Typically when willing to let user mode code perform DMA, in device driver code, we would call dma_alloc_coherent() to pre-allocate a chunk of memory at load time (i.e. when loading the kernel module/driver); in other words, at boot time. Then in the mmap() implementation, we could use the kernel logical address obtained from dma_alloc_coherent() to get the page frame number and then pass it to remap_pfn_range().
The above can be considered allocating the DMA buffer at boot time.
What if I would like to allocate the DMA buffer at runtime?
In other words, when user calls mmap(), the user passes in the size of the region, and when it comes to driver code, it will call __get_free_pages() or alloc_pages() to obtain contiguous pages, and then create and add the mapping to the page table.
When creating the mapping, I found one API that handles mapping more than 1 pages - vm_map_pages() (from the answer to this question).
My question is:
Since during runtime, requesting a large number of pages may fail; as a result, instead of only one contiguous chunk of memory, we may end up having a scattered list of memory regions. In such case, the user could access those regions using readv() or writev().

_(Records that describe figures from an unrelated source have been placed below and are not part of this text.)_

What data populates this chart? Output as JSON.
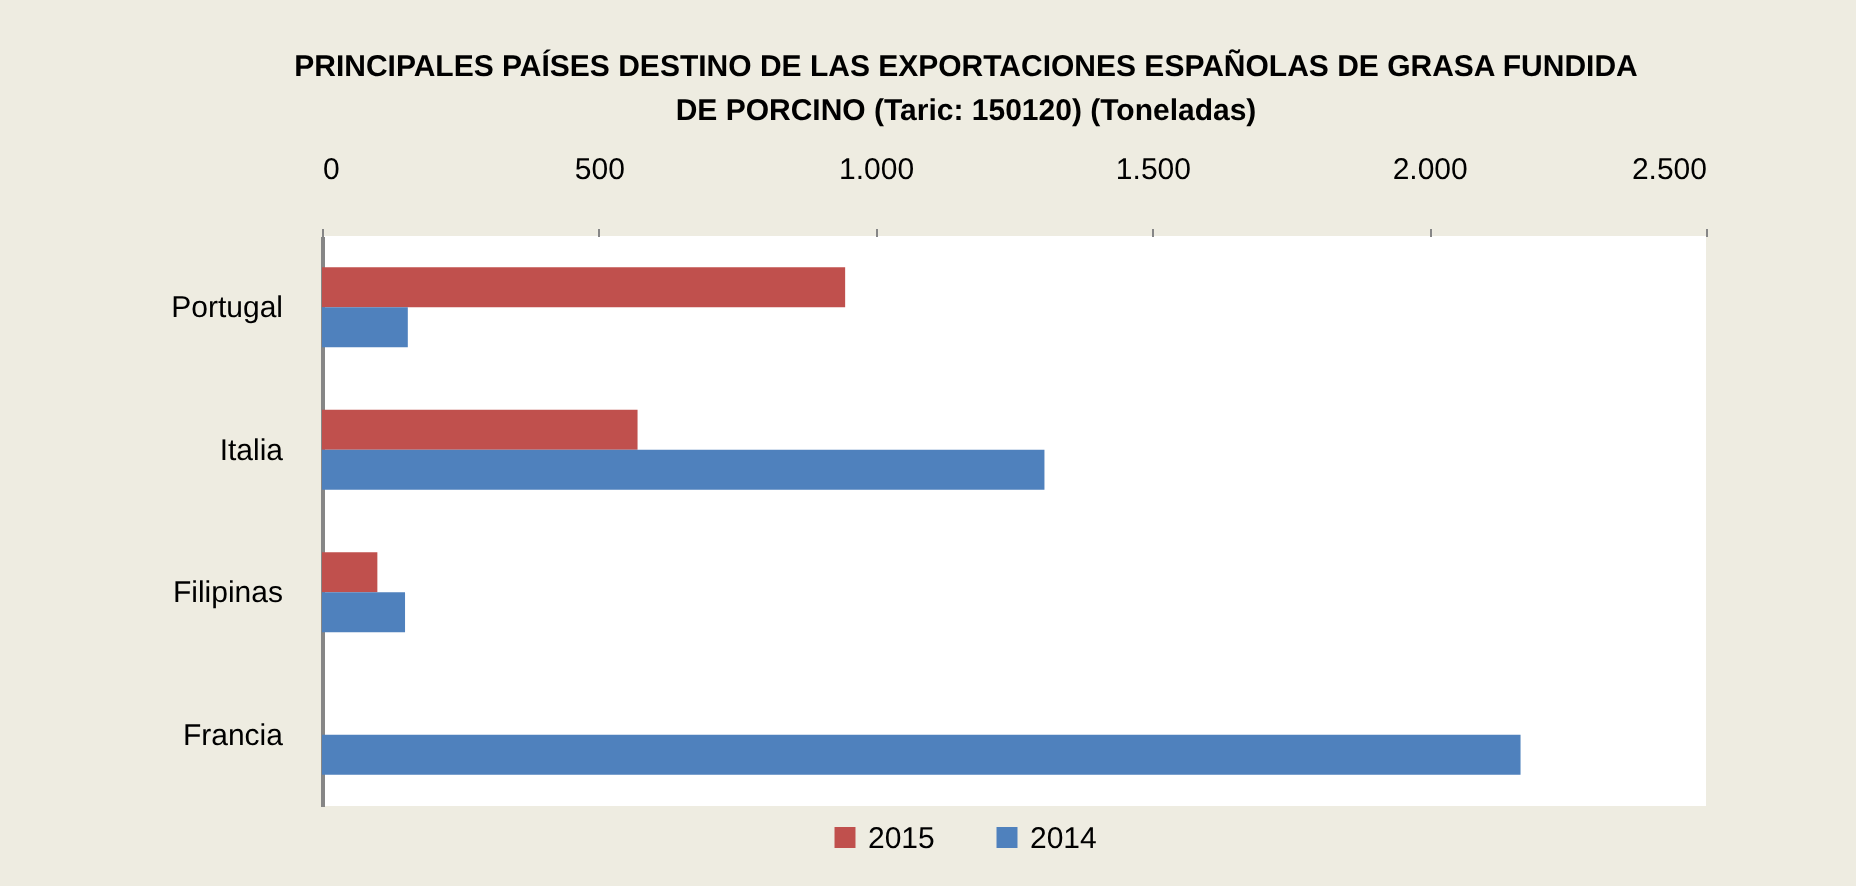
{
  "chart_data": {
    "type": "bar",
    "orientation": "horizontal",
    "title": "PRINCIPALES PAÍSES DESTINO DE LAS EXPORTACIONES ESPAÑOLAS DE  GRASA FUNDIDA\nDE  PORCINO  (Taric: 150120) (Toneladas)",
    "categories": [
      "Portugal",
      "Italia",
      "Filipinas",
      "Francia"
    ],
    "series": [
      {
        "name": "2015",
        "color": "#C0504D",
        "values": [
          945,
          570,
          100,
          null
        ]
      },
      {
        "name": "2014",
        "color": "#4F81BD",
        "values": [
          155,
          1305,
          150,
          2165
        ]
      }
    ],
    "xlim": [
      0,
      2500
    ],
    "xticks": [
      0,
      500,
      {
        "value": 1000,
        "label": "1.000"
      },
      {
        "value": 1500,
        "label": "1.500"
      },
      {
        "value": 2000,
        "label": "2.000"
      },
      {
        "value": 2500,
        "label": "2.500"
      }
    ],
    "legend": "bottom"
  }
}
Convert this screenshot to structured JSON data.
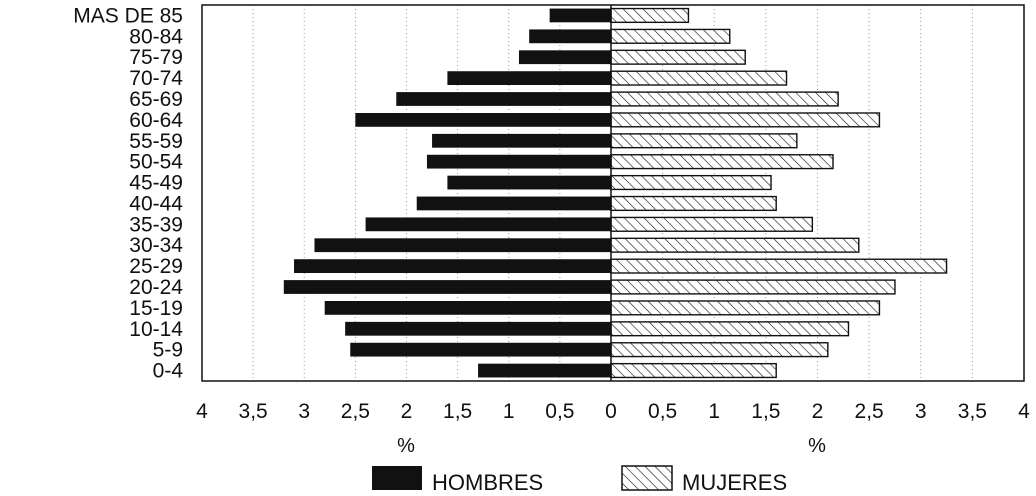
{
  "chart_data": {
    "type": "bar",
    "orientation": "horizontal",
    "subtype": "population-pyramid",
    "categories": [
      "MAS DE 85",
      "80-84",
      "75-79",
      "70-74",
      "65-69",
      "60-64",
      "55-59",
      "50-54",
      "45-49",
      "40-44",
      "35-39",
      "30-34",
      "25-29",
      "20-24",
      "15-19",
      "10-14",
      "5-9",
      "0-4"
    ],
    "series": [
      {
        "name": "HOMBRES",
        "side": "left",
        "color": "#111111",
        "pattern": "solid",
        "values": [
          0.6,
          0.8,
          0.9,
          1.6,
          2.1,
          2.5,
          1.75,
          1.8,
          1.6,
          1.9,
          2.4,
          2.9,
          3.1,
          3.2,
          2.8,
          2.6,
          2.55,
          1.3
        ]
      },
      {
        "name": "MUJERES",
        "side": "right",
        "color": "#111111",
        "pattern": "diagonal-hatch",
        "values": [
          0.75,
          1.15,
          1.3,
          1.7,
          2.2,
          2.6,
          1.8,
          2.15,
          1.55,
          1.6,
          1.95,
          2.4,
          3.25,
          2.75,
          2.6,
          2.3,
          2.1,
          1.6
        ]
      }
    ],
    "xlim_left": [
      0,
      4
    ],
    "xlim_right": [
      0,
      4
    ],
    "x_ticks_left": [
      "4",
      "3,5",
      "3",
      "2,5",
      "2",
      "1,5",
      "1",
      "0,5"
    ],
    "x_ticks_right": [
      "0",
      "0,5",
      "1",
      "1,5",
      "2",
      "2,5",
      "3",
      "3,5",
      "4"
    ],
    "xlabel_left": "%",
    "xlabel_right": "%",
    "grid": "vertical dotted",
    "legend_position": "bottom-center",
    "legend": [
      "HOMBRES",
      "MUJERES"
    ]
  }
}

However, in order to let user use readv() and writev(), the user has to know the list of virtual addresses of the start of those regions. How could we obtain those virtual addresses in kernel space?
The vm_area_struct structure has a field vm_next that points to another vm_area_struct. My current implementation is: for each list of pages we obtain (by alloc_pages()) we create a mapping using vm_map_pages(). However, by tracing the code of vm_map_pages(), I did not find it creating new vm_area_struct and append it to the current vm_area_struct. That is why I am confused. If the linked list of vm_area_struct is 1, then how could we obtain the virtual addresses of those memory regions?
How could I obtain the user space's virtual addresses for each scattered mapping?